Because it flowers during this part of the year, hawthorn is strongly associated with Beltane and is sometimes called the May Tree. As such, it is also a symbol of sexual celebration and fertility. Even growing in a town, the Hawthorn retains the spirit of the wild, and some town hawthorn hedges have probably been there for hundreds of years – long before the town built up around them.
The energy for the hawthorn centers on the heart, and this is reflected in its herbal uses as well as its symbolism and place in folklore and legend. Hawthorn is used to treat heart disease and to treat and prevent cardiovascular disorders. Herbalists consider hawthorn to be the world’s best heart tonic.
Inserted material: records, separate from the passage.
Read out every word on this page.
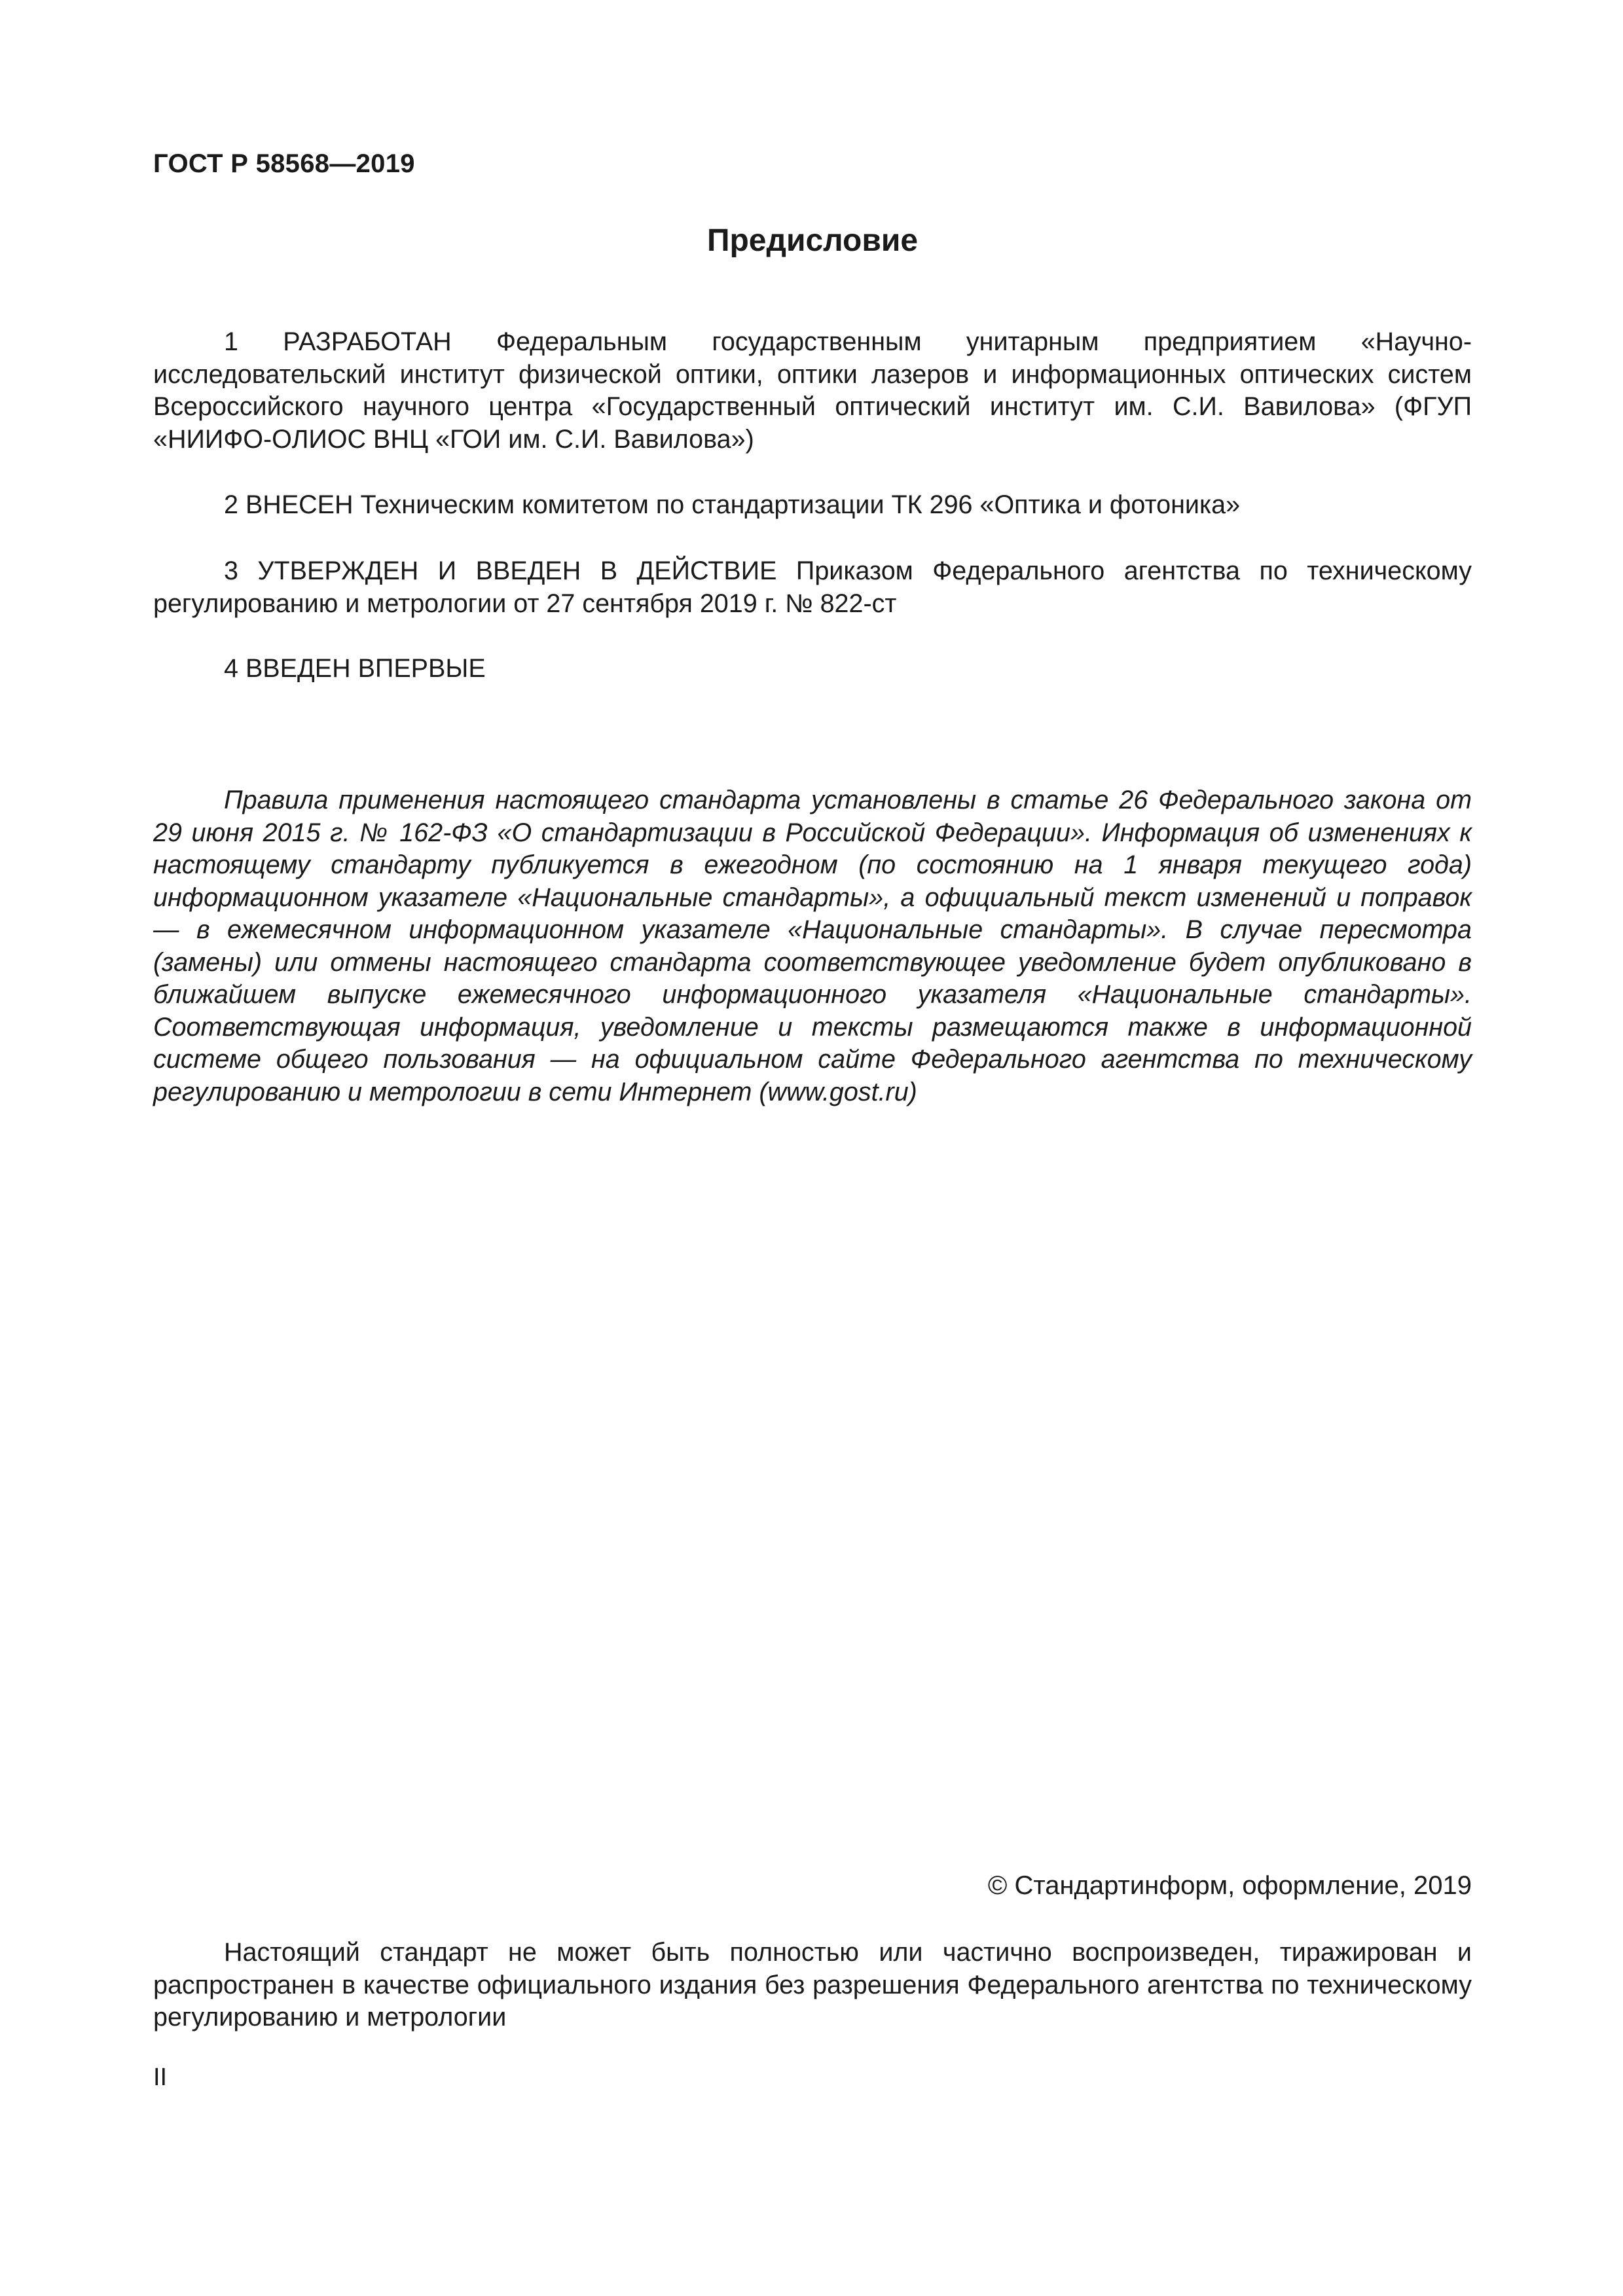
ГОСТ Р 58568—2019
Предисловие

1 РАЗРАБОТАН Федеральным государственным унитарным предприятием «Научно-исследовательский институт физической оптики, оптики лазеров и информационных оптических систем Всероссийского научного центра «Государственный оптический институт им. С.И. Вавилова» (ФГУП «НИИФО-ОЛИОС ВНЦ «ГОИ им. С.И. Вавилова»)

2 ВНЕСЕН Техническим комитетом по стандартизации ТК 296 «Оптика и фотоника»

3 УТВЕРЖДЕН И ВВЕДЕН В ДЕЙСТВИЕ Приказом Федерального агентства по техническому регулированию и метрологии от 27 сентября 2019 г. № 822-ст

4 ВВЕДЕН ВПЕРВЫЕ

Правила применения настоящего стандарта установлены в статье 26 Федерального закона от 29 июня 2015 г. № 162-ФЗ «О стандартизации в Российской Федерации». Информация об изменениях к настоящему стандарту публикуется в ежегодном (по состоянию на 1 января текущего года) информационном указателе «Национальные стандарты», а официальный текст изменений и поправок — в ежемесячном информационном указателе «Национальные стандарты». В случае пересмотра (замены) или отмены настоящего стандарта соответствующее уведомление будет опубликовано в ближайшем выпуске ежемесячного информационного указателя «Национальные стандарты». Соответствующая информация, уведомление и тексты размещаются также в информационной системе общего пользования — на официальном сайте Федерального агентства по техническому регулированию и метрологии в сети Интернет (www.gost.ru)

© Стандартинформ, оформление, 2019

Настоящий стандарт не может быть полностью или частично воспроизведен, тиражирован и распространен в качестве официального издания без разрешения Федерального агентства по техническому регулированию и метрологии

II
On this day, people decorate the trees by tying scraps of cloth to them, which then flutter in the wind, very much like the Buddhist prayer flags. These decorated thorn trees are also honored as Faerie Trees.
Not surprisingly, then, today is also Faerie Day. According to Irish folklore, it is on this day that the faerie folk emerge from their winter retreats. Of course, not all of the Fair Folk are fond of humans (often with good reason), so a measure of caution is encouraged by those who live close to the land and who remember the lore about such matters.
By the way, if you are thinking that Faeries are tiny Tinkerbelle creatures who wear pretty pink taffeta and mince about on daisies, think again. All reports from those who have actually encountered the Fey agree that they are powerful beings, of all shapes, sizes, and temperments. They are never to be trifled with.
On this night, especially, to prevent human children from being stolen by the faeries and replaced by changelings, an offering of tea and bread should be left on the doorstep. Wise grandmothers also know that you should limit travel on this day, particularly this evening. But if you must be out, it is advised that you should wear your coat inside out to foil any possible mischief.